Four weeks ago you were felled by (for lack of a more specific diagnosis) the dreaded flu. For three full days you suffered the attendant aches and pains, sniffing, coughing, moans and groans. By day four, you were pretty much fully recovered -- except for that darned lingering cough, which, weeks after the fact, is still keeping you company and making life miserable for you.
Coughing every now and then is normal. A cough is caused by secretions from your lungs, which prevents infections, which means that it is a good and helpful cough. It is also normal to cough when we are trying to clear foreign substances from our throat. However, a lingering cough that refuses to go away is not normal.
It is not unusual for a cough to hang around long after the symptoms of the flu, a cold, pneumonia or any infection that involves the upper respiratory tract has been treated and ostensibly cured. It is possible that the infection is still lingering or it may be that the infection is truly gone but your respiratory tract remains inflamed, which makes it especially vulnerable to irritants, which results in the lingering cough.
That lingering cough may be the result of bronchitis, which manifests itself in coughing, that produces mucus. If your mucus is yellowish green you probably have a bacterial infection. You may also find yourself wheezing.
If you have problems with your sinuses and are experiencing drainage down your throat, this can cause a cough that probably will not go away until you get your sinus situation resolved. Generally, we swallow mucus that comes from the glands in our sinuses, nose and throat. This mucus moisturizes and cleanses the nasal passage. When you have too much sinus discharge it will accumulate in the back of your throat. This is called post nasal drip. It triggers your cough reflex. If your sinus condition is producing way too much mucus your cough is more than likely to become bad.
Gastroesophageal reflux disease or GERD can make you cough. When stomach acids flow back into the esophagus, which is the tube that connects your throat and stomach, this irritates your throat and esophagus as well as your lungs and causes coughing.
Many of you may not know this but blood pressure drugs can result in a lingering cough. Angiotensin-converting enzyme (ACE) inhibitors are notorious for causing a bad cough among 20 percent of those who take this type of drug. Usually, the coughing starts up about a week after taking ACE; however, it is possible that the cough will not appear until six months later. The cough generally goes away after a few days but sometimes it lingers.

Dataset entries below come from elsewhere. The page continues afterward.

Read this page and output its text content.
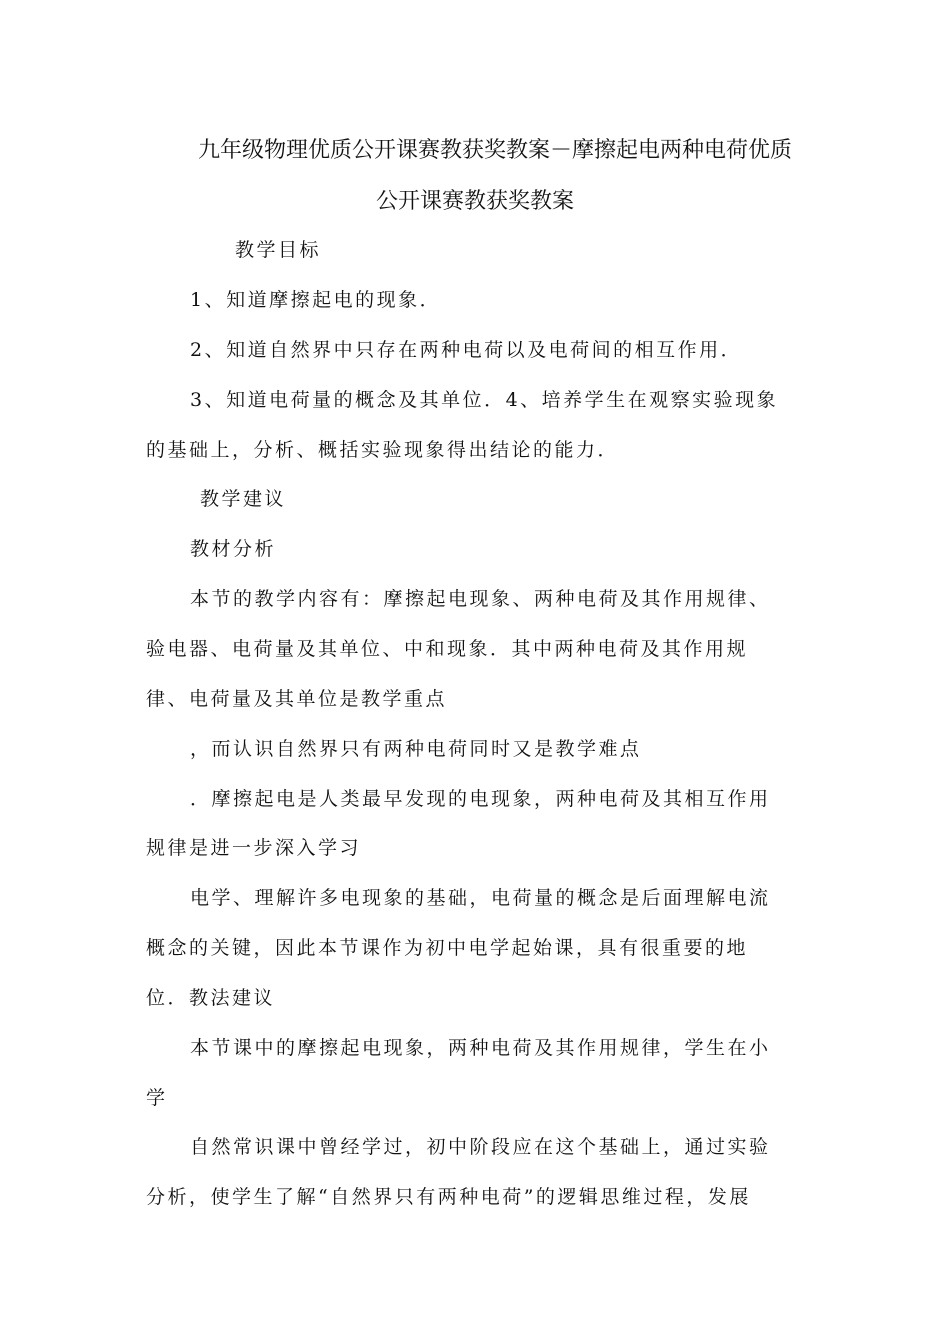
九年级物理优质公开课赛教获奖教案－摩擦起电两种电荷优质
公开课赛教获奖教案
教学目标
1、知道摩擦起电的现象．
2、知道自然界中只存在两种电荷以及电荷间的相互作用．
3、知道电荷量的概念及其单位．4、培养学生在观察实验现象
的基础上，分析、概括实验现象得出结论的能力．
教学建议
教材分析
本节的教学内容有：摩擦起电现象、两种电荷及其作用规律、
验电器、电荷量及其单位、中和现象．其中两种电荷及其作用规
律、电荷量及其单位是教学重点
，而认识自然界只有两种电荷同时又是教学难点
．摩擦起电是人类最早发现的电现象，两种电荷及其相互作用
规律是进一步深入学习
电学、理解许多电现象的基础，电荷量的概念是后面理解电流
概念的关键，因此本节课作为初中电学起始课，具有很重要的地
位．教法建议
本节课中的摩擦起电现象，两种电荷及其作用规律，学生在小
学
自然常识课中曾经学过，初中阶段应在这个基础上，通过实验
分析，使学生了解“自然界只有两种电荷”的逻辑思维过程，发展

If you have had pneumonia it is possible for bronchiectasis to develop afterward. This is a chronic lung condition, which results in the aberrant widening of your bronchial tubes. When this occurs, the tubes are unable to clear mucus from your lungs, which makes you cough. You may cough up blood or sputum that is discolored.
Those who are plagued by asthma may experience a lingering cough, which may come and go depending on the season. The coughing may get worse when an individual is exposed to certain fragrances or chemicals or to cold air. When a lingering cough accompanies asthma it is referred to as "hyperactive airways disease."
If your lingering cough persists, see your doctor. Seek immediate medical attention for a cough that is accompanied by chest pain or other symptoms, particularly if the mucus is thick and greenish and smells bad or you are coughing up blood.